GARO PAYLAN (Diyarbakır) - Ya yetki sizde, davul sizde, tokmak sizde arkadaşlar.

UĞUR AYDEMİR (Manisa) - Gerekeni yapıyoruz zaten.

GARO PAYLAN (Diyarbakır) - Ayıklayıp, yapsaydınız beş yılda, yapsaydınız.

BAŞKAN CEVDET YILMAZ - Sayın Paylan, toparlarsanız, sürenizi çok geç başlattım, aslında daha fazla kullandınız, bilginiz olsun.

GARO PAYLAN (Diyarbakır) - Hemen bitiriyorum, bir dakika içinde toparlıyorum.

Değerli arkadaşlar, bir de mesele yalnızca cemaat meselesi değil.
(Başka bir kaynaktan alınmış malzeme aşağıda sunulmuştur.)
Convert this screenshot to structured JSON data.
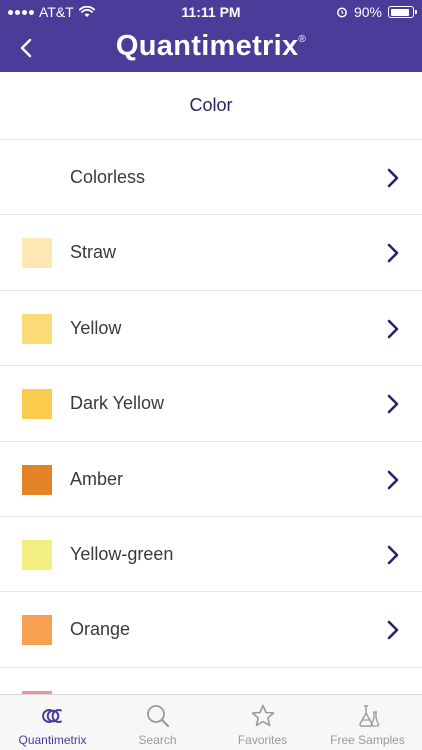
{
  "status_bar": {
    "carrier": "AT&T",
    "time": "11:11 PM",
    "battery": "90%",
    "battery_level": 0.9
  },
  "header": {
    "brand": "Quantimetrix",
    "registered": "®",
    "back_icon": "chevron-left-icon"
  },
  "page": {
    "title": "Color"
  },
  "items": [
    {
      "label": "Colorless",
      "color": null
    },
    {
      "label": "Straw",
      "color": "#fde7b4"
    },
    {
      "label": "Yellow",
      "color": "#fbdb76"
    },
    {
      "label": "Dark Yellow",
      "color": "#fbcc4b"
    },
    {
      "label": "Amber",
      "color": "#e38327"
    },
    {
      "label": "Yellow-green",
      "color": "#f2ee7f"
    },
    {
      "label": "Orange",
      "color": "#f9a050"
    },
    {
      "label": "",
      "color": "#eb959b"
    }
  ],
  "tabs": [
    {
      "label": "Quantimetrix",
      "icon": "quantimetrix-logo-icon",
      "active": true
    },
    {
      "label": "Search",
      "icon": "search-icon",
      "active": false
    },
    {
      "label": "Favorites",
      "icon": "star-icon",
      "active": false
    },
    {
      "label": "Free Samples",
      "icon": "flask-icon",
      "active": false
    }
  ],
  "colors": {
    "header_bg": "#4a3c99",
    "accent": "#2c2460",
    "chevron": "#26216d",
    "tab_inactive": "#9a9a9a"
  }
}
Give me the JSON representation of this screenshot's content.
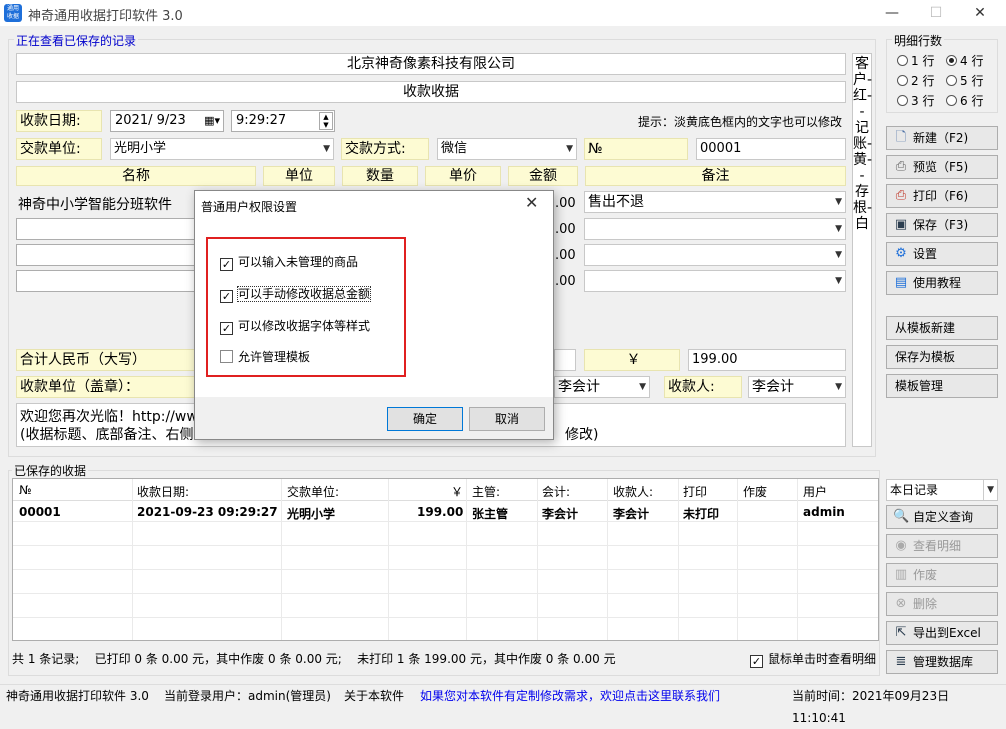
{
  "window": {
    "title": "神奇通用收据打印软件 3.0",
    "minimize": "—",
    "maximize": "☐",
    "close": "✕"
  },
  "viewing_label": "正在查看已保存的记录",
  "company": "北京神奇像素科技有限公司",
  "receipt_title": "收款收据",
  "date_label": "收款日期:",
  "date_value": "2021/ 9/23",
  "time_value": "9:29:27",
  "hint": "提示：淡黄底色框内的文字也可以修改",
  "payer_label": "交款单位:",
  "payer_value": "光明小学",
  "method_label": "交款方式:",
  "method_value": "微信",
  "no_label": "№",
  "no_value": "00001",
  "columns": {
    "name": "名称",
    "unit": "单位",
    "qty": "数量",
    "price": "单价",
    "amount": "金额",
    "remark": "备注"
  },
  "row1": {
    "name": "神奇中小学智能分班软件",
    "amount_tail": ".00",
    "remark": "售出不退"
  },
  "row_tails": [
    ".00",
    ".00",
    ".00"
  ],
  "total_label": "合计人民币（大写）",
  "currency_symbol": "￥",
  "total_value": "199.00",
  "seal_label": "收款单位（盖章）：",
  "accountant_value": "李会计",
  "receiver_label": "收款人:",
  "receiver_value": "李会计",
  "footer_line1": "欢迎您再次光临！http://ww",
  "footer_line2": "(收据标题、底部备注、右侧",
  "footer_line2_tail": "修改)",
  "side_text": "客户-红--记账-黄--存根-白",
  "rows_group": {
    "title": "明细行数",
    "options": [
      "1 行",
      "2 行",
      "3 行",
      "4 行",
      "5 行",
      "6 行"
    ]
  },
  "buttons": {
    "new": "新建（F2)",
    "preview": "预览（F5)",
    "print": "打印（F6)",
    "save": "保存（F3)",
    "settings": "设置",
    "tutorial": "使用教程",
    "from_template": "从模板新建",
    "save_template": "保存为模板",
    "manage_template": "模板管理",
    "custom_query": "自定义查询",
    "view_detail": "查看明细",
    "void": "作废",
    "delete": "删除",
    "export_excel": "导出到Excel",
    "manage_db": "管理数据库"
  },
  "saved_title": "已保存的收据",
  "filter_value": "本日记录",
  "table": {
    "headers": [
      "№",
      "收款日期:",
      "交款单位:",
      "￥",
      "主管:",
      "会计:",
      "收款人:",
      "打印",
      "作废",
      "用户"
    ],
    "rows": [
      [
        "00001",
        "2021-09-23 09:29:27",
        "光明小学",
        "199.00",
        "张主管",
        "李会计",
        "李会计",
        "未打印",
        "",
        "admin"
      ]
    ]
  },
  "summary": "共 1 条记录;    已打印 0 条 0.00 元，其中作废 0 条 0.00 元;    未打印 1 条 199.00 元，其中作废 0 条 0.00 元",
  "click_detail": "鼠标单击时查看明细",
  "status": {
    "app": "神奇通用收据打印软件 3.0",
    "user": "当前登录用户：admin(管理员)",
    "about": "关于本软件",
    "link": "如果您对本软件有定制修改需求，欢迎点击这里联系我们",
    "time": "当前时间：2021年09月23日 11:10:41"
  },
  "dialog": {
    "title": "普通用户权限设置",
    "options": [
      "可以输入未管理的商品",
      "可以手动修改收据总金额",
      "可以修改收据字体等样式",
      "允许管理模板"
    ],
    "checked": [
      "✓",
      "✓",
      "✓",
      ""
    ],
    "ok": "确定",
    "cancel": "取消"
  }
}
Bakın, biliyorsunuz, Tayyip Erdoğan bunu Allah'ın bir lütfu olarak gördü, böyle tanımladı. Yalnızca cemaati devletten tasfiye etmek için kullanmadı, muhalif gördüğü herkesi de kanun hükmünde kararnamelerle görevinden uzaklaştırdı, öğretmeni, sağlıkçıyı, diğer bakanlıklarda çalışan personeli görevinden uzaklaştırdı.

(Mikrofon otomatik cihaz tarafından kapatıldı)

GARO PAYLAN (Diyarbakır) - HDP'li olduğu için binlerce insan, öğretmen...

BAŞKAN CEVDET YILMAZ - Sayın Paylan, çok geç başlattım sürenizi, tamamladınız.

Son cümlenizi alayım.

İBRAHİM AYDEMİR (Erzurum) - Bunların hiçbiri doğru değil, doğru değil.

GARO PAYLAN (Diyarbakır) - Aynen böyle oldu. Nasıl değil ya!

BAŞKAN CEVDET YILMAZ - Teşekkür ediyorum.

GARO PAYLAN (Diyarbakır) - Binlerce dosya var, gösterelim biz size.

İBRAHİM AYDEMİR (Erzurum) - Kim suçsuz, kim yani?

GARO PAYLAN (Diyarbakır) - Ne demek suçsuz! Kardeşim, HDP'li diye binlerce insan kamu görevinden uzaklaştırıldı.